Ainsi, à prendre le policier pour héros, le cinéma américain est aujourd’hui conduit à se poser à son propos les problèmes de son existence. Jusqu’ici, la police était un fait évident que nul ne songeait à mettre en question. Mais au fur et à mesure que se multipliaient les scénarios, que se répétait l’apologie indirecte de la police, une réflexion implicite s’élaborait à l’égard du policier. L’antipathie sociologique évidente supportée par le « flic » ne pouvait être que provisoirement compensé par cette apologétique.
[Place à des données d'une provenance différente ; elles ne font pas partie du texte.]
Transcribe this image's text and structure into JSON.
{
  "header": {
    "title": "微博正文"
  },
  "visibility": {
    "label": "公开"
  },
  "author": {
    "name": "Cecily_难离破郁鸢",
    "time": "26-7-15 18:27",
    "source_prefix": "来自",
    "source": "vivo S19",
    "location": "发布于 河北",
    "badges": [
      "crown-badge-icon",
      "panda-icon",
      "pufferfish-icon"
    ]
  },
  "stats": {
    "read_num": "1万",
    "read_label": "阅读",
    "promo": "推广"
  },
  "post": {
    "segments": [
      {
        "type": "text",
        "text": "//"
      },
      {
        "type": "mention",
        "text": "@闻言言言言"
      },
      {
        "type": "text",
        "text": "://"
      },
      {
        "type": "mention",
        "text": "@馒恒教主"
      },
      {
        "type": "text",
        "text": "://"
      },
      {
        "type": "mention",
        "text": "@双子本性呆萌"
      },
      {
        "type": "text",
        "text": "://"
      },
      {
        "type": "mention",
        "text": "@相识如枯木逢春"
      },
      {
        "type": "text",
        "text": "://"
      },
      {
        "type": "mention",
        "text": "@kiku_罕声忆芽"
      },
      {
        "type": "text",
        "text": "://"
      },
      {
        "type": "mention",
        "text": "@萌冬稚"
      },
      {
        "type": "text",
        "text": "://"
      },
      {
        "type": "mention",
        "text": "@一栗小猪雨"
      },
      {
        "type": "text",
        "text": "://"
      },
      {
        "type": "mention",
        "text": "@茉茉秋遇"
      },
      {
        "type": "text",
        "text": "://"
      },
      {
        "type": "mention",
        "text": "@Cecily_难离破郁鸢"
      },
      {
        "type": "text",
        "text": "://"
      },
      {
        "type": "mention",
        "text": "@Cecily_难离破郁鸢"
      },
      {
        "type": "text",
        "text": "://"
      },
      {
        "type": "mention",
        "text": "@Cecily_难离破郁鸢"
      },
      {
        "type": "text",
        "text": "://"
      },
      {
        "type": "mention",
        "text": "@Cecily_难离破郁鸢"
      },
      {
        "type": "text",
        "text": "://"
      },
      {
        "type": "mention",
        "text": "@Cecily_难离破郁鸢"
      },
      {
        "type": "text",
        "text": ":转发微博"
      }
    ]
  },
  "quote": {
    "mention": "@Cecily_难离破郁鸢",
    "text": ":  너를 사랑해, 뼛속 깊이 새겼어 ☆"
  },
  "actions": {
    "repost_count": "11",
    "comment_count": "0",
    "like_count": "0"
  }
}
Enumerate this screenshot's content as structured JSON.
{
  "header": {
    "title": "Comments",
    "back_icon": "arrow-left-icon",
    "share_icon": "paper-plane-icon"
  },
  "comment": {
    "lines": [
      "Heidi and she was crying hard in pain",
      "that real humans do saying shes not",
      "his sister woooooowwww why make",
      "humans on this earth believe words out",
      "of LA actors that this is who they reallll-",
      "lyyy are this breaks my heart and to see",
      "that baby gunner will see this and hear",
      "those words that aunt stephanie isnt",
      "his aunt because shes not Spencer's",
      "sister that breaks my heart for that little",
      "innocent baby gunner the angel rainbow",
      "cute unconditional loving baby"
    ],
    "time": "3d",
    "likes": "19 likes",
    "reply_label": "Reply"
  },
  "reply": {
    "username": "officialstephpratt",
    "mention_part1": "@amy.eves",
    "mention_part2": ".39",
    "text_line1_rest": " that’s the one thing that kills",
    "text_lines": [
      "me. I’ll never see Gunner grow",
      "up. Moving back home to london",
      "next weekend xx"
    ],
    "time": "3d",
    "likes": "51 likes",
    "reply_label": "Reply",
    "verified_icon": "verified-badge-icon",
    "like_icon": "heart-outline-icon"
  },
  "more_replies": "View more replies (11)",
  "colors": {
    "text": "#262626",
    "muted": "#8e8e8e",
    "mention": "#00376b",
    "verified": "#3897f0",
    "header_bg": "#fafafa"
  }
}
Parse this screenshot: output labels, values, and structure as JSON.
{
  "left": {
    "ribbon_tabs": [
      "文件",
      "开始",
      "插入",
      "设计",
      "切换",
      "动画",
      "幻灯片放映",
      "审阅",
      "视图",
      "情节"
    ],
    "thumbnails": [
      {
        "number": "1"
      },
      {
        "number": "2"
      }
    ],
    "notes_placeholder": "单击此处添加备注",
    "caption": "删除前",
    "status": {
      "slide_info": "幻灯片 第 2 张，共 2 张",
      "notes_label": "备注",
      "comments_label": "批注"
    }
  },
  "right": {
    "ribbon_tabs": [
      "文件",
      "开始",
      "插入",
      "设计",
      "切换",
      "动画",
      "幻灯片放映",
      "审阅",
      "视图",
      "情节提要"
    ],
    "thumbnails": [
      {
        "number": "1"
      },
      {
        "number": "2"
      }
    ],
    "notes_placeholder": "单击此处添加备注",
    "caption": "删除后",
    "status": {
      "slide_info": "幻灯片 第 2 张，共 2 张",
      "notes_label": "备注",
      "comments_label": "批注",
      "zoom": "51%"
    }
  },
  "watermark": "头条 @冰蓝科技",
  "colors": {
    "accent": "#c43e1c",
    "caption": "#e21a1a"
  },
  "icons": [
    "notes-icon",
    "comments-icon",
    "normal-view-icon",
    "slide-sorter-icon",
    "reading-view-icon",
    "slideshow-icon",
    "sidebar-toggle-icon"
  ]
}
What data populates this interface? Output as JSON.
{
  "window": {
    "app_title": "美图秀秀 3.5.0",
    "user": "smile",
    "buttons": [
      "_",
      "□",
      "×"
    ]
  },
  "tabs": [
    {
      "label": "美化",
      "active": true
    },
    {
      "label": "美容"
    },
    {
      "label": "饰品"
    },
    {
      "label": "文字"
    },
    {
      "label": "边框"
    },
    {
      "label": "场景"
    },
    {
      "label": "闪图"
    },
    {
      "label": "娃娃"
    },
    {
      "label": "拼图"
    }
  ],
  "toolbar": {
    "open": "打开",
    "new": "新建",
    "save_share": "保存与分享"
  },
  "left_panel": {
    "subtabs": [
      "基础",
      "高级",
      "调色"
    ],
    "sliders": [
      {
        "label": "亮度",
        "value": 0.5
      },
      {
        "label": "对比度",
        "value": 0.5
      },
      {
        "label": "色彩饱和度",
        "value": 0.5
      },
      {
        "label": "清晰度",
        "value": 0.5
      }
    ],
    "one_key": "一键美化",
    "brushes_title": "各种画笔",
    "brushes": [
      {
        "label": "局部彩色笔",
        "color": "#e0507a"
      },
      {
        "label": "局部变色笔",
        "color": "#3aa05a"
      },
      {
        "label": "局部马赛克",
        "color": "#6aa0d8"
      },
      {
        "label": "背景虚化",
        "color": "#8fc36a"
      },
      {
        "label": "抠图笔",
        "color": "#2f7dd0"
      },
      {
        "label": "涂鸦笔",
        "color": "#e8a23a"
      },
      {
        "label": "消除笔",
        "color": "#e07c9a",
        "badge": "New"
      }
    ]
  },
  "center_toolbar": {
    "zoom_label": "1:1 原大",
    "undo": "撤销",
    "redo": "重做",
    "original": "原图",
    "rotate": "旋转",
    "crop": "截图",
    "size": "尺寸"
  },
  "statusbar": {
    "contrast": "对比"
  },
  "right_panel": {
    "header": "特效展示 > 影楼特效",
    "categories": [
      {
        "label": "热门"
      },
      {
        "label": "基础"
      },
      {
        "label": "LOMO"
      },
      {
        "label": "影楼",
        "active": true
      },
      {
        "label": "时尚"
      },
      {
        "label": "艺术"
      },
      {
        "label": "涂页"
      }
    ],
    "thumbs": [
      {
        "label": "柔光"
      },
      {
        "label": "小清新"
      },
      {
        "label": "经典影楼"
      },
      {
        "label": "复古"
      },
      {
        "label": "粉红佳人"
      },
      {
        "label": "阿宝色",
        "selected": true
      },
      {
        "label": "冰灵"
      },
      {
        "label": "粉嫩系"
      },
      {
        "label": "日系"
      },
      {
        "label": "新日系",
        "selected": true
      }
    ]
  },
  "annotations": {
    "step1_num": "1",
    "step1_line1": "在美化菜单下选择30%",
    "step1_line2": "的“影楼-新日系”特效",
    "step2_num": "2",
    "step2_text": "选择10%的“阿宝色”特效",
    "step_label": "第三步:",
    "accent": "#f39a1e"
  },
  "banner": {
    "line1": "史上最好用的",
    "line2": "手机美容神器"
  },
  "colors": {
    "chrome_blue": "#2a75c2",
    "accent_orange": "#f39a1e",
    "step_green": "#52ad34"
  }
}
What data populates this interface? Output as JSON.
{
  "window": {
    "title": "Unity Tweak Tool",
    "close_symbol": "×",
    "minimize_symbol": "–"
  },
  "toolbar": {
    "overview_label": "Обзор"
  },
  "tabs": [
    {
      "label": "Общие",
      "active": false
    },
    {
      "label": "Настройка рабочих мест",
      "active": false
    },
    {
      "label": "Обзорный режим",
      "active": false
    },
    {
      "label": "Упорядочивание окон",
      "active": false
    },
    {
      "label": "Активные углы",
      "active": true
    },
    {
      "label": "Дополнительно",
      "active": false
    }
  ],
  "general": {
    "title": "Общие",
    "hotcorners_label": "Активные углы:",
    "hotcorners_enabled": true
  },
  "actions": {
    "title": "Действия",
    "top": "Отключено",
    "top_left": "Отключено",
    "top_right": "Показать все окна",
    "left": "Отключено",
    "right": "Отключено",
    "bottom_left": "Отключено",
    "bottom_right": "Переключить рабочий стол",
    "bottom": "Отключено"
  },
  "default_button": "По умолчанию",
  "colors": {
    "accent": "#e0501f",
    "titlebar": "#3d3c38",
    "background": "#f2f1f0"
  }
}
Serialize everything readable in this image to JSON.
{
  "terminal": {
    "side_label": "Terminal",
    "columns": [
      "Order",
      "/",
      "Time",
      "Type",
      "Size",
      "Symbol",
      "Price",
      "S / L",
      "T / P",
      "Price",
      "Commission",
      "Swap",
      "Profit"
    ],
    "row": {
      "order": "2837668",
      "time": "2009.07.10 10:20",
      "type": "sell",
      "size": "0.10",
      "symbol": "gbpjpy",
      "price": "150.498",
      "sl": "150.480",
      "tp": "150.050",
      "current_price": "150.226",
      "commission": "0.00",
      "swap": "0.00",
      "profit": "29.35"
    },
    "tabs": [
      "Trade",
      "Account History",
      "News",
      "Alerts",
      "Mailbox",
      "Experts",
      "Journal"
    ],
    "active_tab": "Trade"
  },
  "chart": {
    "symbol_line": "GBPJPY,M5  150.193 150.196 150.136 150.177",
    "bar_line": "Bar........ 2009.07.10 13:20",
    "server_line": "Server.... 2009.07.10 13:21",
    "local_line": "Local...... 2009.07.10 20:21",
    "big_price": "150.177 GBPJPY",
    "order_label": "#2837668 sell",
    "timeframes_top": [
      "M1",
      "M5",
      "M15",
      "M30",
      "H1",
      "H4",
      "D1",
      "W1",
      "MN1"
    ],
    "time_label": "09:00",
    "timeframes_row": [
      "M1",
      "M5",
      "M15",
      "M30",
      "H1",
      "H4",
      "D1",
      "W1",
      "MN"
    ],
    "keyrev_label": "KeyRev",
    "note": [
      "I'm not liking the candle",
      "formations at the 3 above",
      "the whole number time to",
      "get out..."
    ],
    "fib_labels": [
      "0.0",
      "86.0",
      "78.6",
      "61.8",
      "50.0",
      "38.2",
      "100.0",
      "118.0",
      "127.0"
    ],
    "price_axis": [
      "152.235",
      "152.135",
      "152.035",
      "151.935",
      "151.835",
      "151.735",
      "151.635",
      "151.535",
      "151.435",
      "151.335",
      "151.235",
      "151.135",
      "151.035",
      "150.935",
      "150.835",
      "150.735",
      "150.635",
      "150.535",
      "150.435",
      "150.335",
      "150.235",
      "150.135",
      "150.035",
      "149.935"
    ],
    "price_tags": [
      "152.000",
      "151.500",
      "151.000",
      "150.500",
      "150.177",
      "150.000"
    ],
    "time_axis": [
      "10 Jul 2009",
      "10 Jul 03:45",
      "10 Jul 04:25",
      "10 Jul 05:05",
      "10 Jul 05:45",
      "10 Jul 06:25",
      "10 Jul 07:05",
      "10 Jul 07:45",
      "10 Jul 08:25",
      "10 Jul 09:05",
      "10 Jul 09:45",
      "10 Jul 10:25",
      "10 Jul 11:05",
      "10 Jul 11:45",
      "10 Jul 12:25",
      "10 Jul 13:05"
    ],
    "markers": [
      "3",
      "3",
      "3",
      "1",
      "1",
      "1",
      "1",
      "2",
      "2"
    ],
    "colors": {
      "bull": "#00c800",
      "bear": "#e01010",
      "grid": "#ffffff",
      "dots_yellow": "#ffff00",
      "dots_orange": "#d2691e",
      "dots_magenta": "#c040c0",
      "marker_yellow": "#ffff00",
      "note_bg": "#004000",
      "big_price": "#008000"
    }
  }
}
Dans la mesure même où Hollywood veut poursuivre efficacement (parce que l’Amérique en a besoin) la justification de la police, il lui faut abandonner la position primaire et naïve du flic chevaleresque pour admettre que le policier est aussi et quand même, un homme, ce qu’au fond le spectateur a peine à croire. Admettre que la fonction policière comporte un péril moral, qu’elle est en effet inhumaine et déshumanisante, c’est à la fois reconnaître ses faiblesses et justifier doublement le policier qui surmonte ces dangers. Mais on voit bien aussi que la méthode comporte une ambiguïté qui peut être dangereuse pour ses promoteurs. Je me bornerai à évoquer Détective Story puisque le film de Wyler n’est pas encore sorti. Je voudrais seulement souligner comment il se situe parfaitement dans le prolongement du film de Nicholas Ray. Kirk Douglas y incarne un inspecteur dans le genre de Robert Ryan, à cette différence près qu’il a tout pour être heureux : l’inconscience de sa maladie mentale et une jeune femme amoureuse. Mais le ver est dans le fruit. Une journée fatale suffit pour révéler aux autres et à lui-même le mal dont il souffre et c’est volontairement qu’il s’offrira pour en finir aux balles d’un gangster hystérique.
Paradoxalement, le flic rejoint ainsi Scarface dans l’échec personnel et le suicide indirect. Mais les intentions sont évidemment différentes. Le policier ne saurait atteindre à la dignité tragique car il est du côté des dieux sociaux. Sa mort n’est qu’un sacrifice nécessaire à leur règne ; un martyr pour permettre à d’autres policiers de l’être avec plus de modestie sans doute mais une meilleure conscience. André Bazin, L’Observateur, juin 1952.